Git analog to Hg's Bigfiles Extension?

1.5k views Asked by At

I want something in git that is similar to Mercurial's Bigfiles Extension (note: I know of git-bigfiles, but that is unrelated).

Basically I want to store large binaries in my git repository, but I don't want to get every version ever of the large binary when I do a clone. I only want to download the large binaries when I checkout a specific revision containing those large files.

1

There are 1 answers

4
Mark Longair On BEST ANSWER

Here are a few options to consider:

Shallow clones: You can add the --depth <depth> parameter to git clone to get a shallow clone of the repository. e.g. if <depth> is 1, this means that the clone will only fetch the files needed for the most recent commit. However, such repositories have awkward restrictions on what you can do with them, as outlined in the git clone man page:

        --depth 
           Create a shallow clone with a history truncated to the specified
           number of revisions. A shallow repository has a number of
           limitations (you cannot clone or fetch from it, nor push from nor
           into it), but is adequate if you are only interested in the recent
           history of a large project with a long history, and would want to
           send in fixes as patches.

In fact, as discussed in this thread that's something of an overstatement - there are useful situations where pushing from a shallow clone will still work, and it's possible that will fit your workflow.
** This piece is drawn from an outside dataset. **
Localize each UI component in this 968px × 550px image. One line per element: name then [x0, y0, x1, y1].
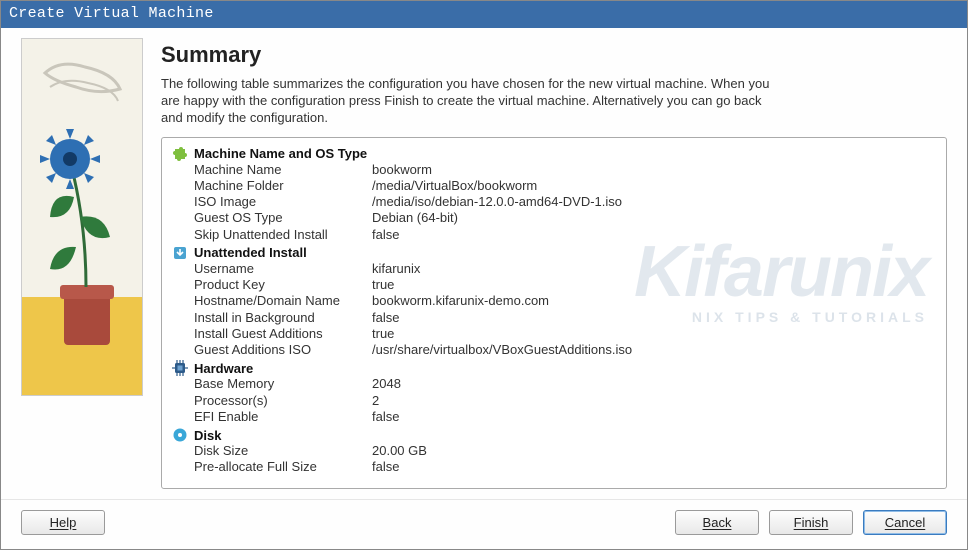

Scott Chacon's "git media" extension: the author describes this in answer to this similar question and in the README on github: http://github.com/schacon/git-media .

Shallow submodules: you could keep all your large files in a separate git repository and add that as a shallow submodule to your main repository. This would have the advantage that you don't have the restrictions of shallow clones for your code, just the repository with the large files.

There also are any number of ways of doing this by adding hooks that (for example) rsync over your large files in from git hooks, but I assume that there are good reasons that you want to keep these files under git's control in the first place.

I hope that's of some help.